Jusqu’au dernier moment, les Etats-Unis, fervents soutiens de la solution négociée, ont espéré faire entendre raison au président Abbas, en agitant la promesse d’une reprise rapide des négociations de paix. Cette démarche est " contre-productive et n’avance en rien les aspirations du peuple palestinien à un Etat indépendant et souverain ", a réagile porte-parole du département d’Etat, Edgar Vasquez. Elle plonge les Etats-Unis dans l’embarras alors que le Congrès a menacé de couper l’aide à l’Autorité palestinienne dans une telle éventualité. Washington a cru pouvoir convaincre la direction palestinienne de l’effet pervers de cette démarche alors que commence en Israël la campagne pour les élections législatives anticipées, prévues le 17 mars. L’offensive palestinienne risque fort de donner des arguments de campagne au premier ministre, Benyamin Nétanyahou, et à ses concurrents d’extrême droite qui, à l’instar du leader du parti Foyer juif, Naftali Bennett, rejettent quant à eux l’existence même d’un Etat palestinien.

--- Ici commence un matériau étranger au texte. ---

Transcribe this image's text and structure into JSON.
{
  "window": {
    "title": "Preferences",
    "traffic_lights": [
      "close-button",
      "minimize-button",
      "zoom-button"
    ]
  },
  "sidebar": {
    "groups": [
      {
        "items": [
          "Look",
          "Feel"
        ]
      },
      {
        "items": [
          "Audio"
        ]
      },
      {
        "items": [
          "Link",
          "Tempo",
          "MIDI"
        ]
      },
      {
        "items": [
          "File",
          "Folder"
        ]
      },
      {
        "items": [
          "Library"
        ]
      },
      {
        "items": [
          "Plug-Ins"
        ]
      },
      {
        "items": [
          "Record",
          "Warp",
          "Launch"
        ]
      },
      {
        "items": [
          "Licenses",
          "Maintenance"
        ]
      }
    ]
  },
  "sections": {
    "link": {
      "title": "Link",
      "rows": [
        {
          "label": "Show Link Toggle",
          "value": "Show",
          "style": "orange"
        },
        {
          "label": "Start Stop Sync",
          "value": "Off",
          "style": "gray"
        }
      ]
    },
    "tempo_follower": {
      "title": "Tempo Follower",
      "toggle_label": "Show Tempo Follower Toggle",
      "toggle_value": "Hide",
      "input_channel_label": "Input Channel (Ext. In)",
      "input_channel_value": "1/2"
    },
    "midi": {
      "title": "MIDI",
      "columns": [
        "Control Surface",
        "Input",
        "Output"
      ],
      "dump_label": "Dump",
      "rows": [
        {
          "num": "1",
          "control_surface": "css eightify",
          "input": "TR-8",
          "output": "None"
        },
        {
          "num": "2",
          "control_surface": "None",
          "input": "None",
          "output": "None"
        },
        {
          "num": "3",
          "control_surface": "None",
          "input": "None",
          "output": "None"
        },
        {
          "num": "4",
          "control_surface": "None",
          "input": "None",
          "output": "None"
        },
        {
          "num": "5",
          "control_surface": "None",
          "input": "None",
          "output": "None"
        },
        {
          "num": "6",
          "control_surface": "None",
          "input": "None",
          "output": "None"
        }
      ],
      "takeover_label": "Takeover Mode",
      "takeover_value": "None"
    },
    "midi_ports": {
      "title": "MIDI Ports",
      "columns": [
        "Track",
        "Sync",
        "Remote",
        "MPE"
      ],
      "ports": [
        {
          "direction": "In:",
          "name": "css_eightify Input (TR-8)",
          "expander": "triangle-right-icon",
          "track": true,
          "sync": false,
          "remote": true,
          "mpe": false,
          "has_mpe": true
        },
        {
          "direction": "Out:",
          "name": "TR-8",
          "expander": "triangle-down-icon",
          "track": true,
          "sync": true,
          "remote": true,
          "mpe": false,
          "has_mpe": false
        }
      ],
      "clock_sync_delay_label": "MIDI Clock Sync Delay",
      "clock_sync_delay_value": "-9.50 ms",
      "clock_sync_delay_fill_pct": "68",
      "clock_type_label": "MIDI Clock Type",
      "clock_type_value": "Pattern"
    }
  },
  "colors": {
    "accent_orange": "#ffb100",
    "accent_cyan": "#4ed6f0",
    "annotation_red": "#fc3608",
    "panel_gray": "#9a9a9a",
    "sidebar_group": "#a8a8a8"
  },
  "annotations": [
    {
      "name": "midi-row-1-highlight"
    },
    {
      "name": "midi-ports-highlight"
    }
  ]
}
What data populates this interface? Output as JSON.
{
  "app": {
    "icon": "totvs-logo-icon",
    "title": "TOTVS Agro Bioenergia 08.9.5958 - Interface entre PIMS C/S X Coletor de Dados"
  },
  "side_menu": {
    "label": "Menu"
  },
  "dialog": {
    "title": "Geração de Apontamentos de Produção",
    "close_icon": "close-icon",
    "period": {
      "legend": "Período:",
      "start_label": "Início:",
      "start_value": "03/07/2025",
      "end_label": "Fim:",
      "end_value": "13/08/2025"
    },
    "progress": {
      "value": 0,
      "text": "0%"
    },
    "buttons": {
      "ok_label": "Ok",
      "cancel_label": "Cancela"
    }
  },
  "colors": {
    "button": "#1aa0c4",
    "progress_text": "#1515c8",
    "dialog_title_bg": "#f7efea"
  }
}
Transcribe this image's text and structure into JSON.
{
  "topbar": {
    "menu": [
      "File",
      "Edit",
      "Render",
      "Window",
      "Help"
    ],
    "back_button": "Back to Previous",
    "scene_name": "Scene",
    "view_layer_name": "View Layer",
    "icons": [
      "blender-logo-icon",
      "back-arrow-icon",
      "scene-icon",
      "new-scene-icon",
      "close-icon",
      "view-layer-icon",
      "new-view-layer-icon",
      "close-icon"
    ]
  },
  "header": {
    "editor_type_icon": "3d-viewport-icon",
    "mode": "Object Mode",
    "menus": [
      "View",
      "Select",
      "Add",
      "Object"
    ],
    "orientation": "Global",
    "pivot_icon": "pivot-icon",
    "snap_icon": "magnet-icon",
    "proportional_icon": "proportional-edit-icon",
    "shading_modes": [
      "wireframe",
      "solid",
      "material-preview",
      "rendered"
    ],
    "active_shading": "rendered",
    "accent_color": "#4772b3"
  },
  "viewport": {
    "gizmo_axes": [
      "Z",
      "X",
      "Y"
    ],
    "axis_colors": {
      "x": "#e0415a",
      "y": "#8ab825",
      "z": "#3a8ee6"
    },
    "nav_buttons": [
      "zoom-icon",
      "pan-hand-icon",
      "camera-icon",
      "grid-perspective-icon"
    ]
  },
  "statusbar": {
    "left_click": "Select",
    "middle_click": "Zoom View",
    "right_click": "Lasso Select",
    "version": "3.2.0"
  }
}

En dépit des critiques véhémentes qui lui ont été adressées pour sa gestion de la guerre à Gaza, Benyamin Nétanyahou part à nouveau favori après avoir remporté haut la main – à près de 80 % – les primaires de son parti, le Likoud, mercredi. Désormais en pleine campagne, le chef du gouvernement s’est posé en homme de la situation. Jeudi, M. Nétanyahou a minimisé la portée de la demande d’adhésion. Il s’est dit assuré que la CPI, auquel Israël n’est pas partie, rejettera " en bloc l’appel hypocrite de l’Autorité palestinienne, qui n’est pas un Etat. (…) C’est une entité qui existe en alliance avec une organisation terroriste, le Hamas, qui commet des crimes de guerre alors qu’Israël est un Etat de droit avec une armée morale qui respecte le droit international. "
L’assurance du premier ministre israélien pourrait être contredite. La CPI avait dit qu’elle accepterait une demande d’adhésion de la Palestine, une fois que celle-ci serait reconnue comme Etat par l’Assemblée générale de l’ONU. Ce qui a été fait le 29 novembre 2012. Malgré tout, le chemin pourrait être long avant que ne puissent être envisagées des poursuites contre des responsables israéliens. Soixante jours sont déjà nécessaires pour qu’entre en vigueur l’adhésion palestinienne, après quoi il reviendra à la procureure, Fatou Bensouda, de décider de l’opportunité d’entamer des procédures judiciaires sur les plaintes dont elle sera saisie. En 2010, cette dernière avait estimé que la gravité des faits n’était pas établie dans la mort de neuf militants propalestiniens sur le navire Turc Mavi-Marmara, pour que la CPI s’en saisisse.
Les autorités palestiniennes espèrent voir leurs plaintes entendues concernant les soupçons de crimes de guerre durant les événements de l’été et la guerre à Gaza, sur la colonisation et le Mur de séparation – qui avait été jugé illégal par la Cour internationale de justice en 2004. De son côté, M. Nétanyahou a averti que cette adhésion se retournerait contre le Hamas, qui a tiré plus de 4 500 roquettes et projectiles sur le territoire israélien pendant la guerre de Gaza. Cette perspective est assumée par le mouvement islamiste qui a donné, en août, avec les autres chefs palestiniens, son accord à l’adhésion.
Si la bataille judiciaire est encore loin d’être engagée, M. Nétanyahou a déjà promis des " mesures en réponse ". En novembre 2012, après l’adhésion de la Palestine comme Etat observateur non-membre de l’ONU, il avait lancé une vague de construction dans les colonies, allant jusqu’à causer une crise diplomatique avec la France et la Grande-Bretagne. Mais, nombreux sont les commentateurs qui pensent la rupture encore loin d’être consommée. Malgré les menaces, le président Abbas n’a pas encore osé franchir le pas de la fin de la coopération sécuritaire avec Israël, qui pourrait le conduire à réoccuper les zones sous contrôle palestinien, au risque d’un nouveau soulèvement.
CONVOCATION de l’ambassadeur français en Israël
Les autorités israéliennes ont convoqué, vendredi 2 janvier, l’ambassadeur français en Israël, Patrick Maisonnave. Le diplomate est attendu au ministère israélien des affaires étrangères pour expliquer le soutien, inattendu, de la France à la résolution palestinienne rejetée l’avant-veille au Conseil de sécurité des Nations unies. La France avait invoqué " la nécessité urgente d’agir ", en dépit de divergences avec certains points du texte.
PRESSIONs sur le Nigeria
Les pressions américaines et -israéliennes ont eu raison du -Nigeria, qui est revenu sur sa -décision de voter en faveur de la résolution palestinienne. Ce vote aurait donné aux Palestiniens la majorité requise des neuf voix. " Il a été dit au Nigeria que s’il ne s’abstenait pas ou ne votait pas contre, on lui retirerait tout soutien dans sa guerre contre Boko Haram ", a accusé le négociateur palestinien, Saëb Erekat.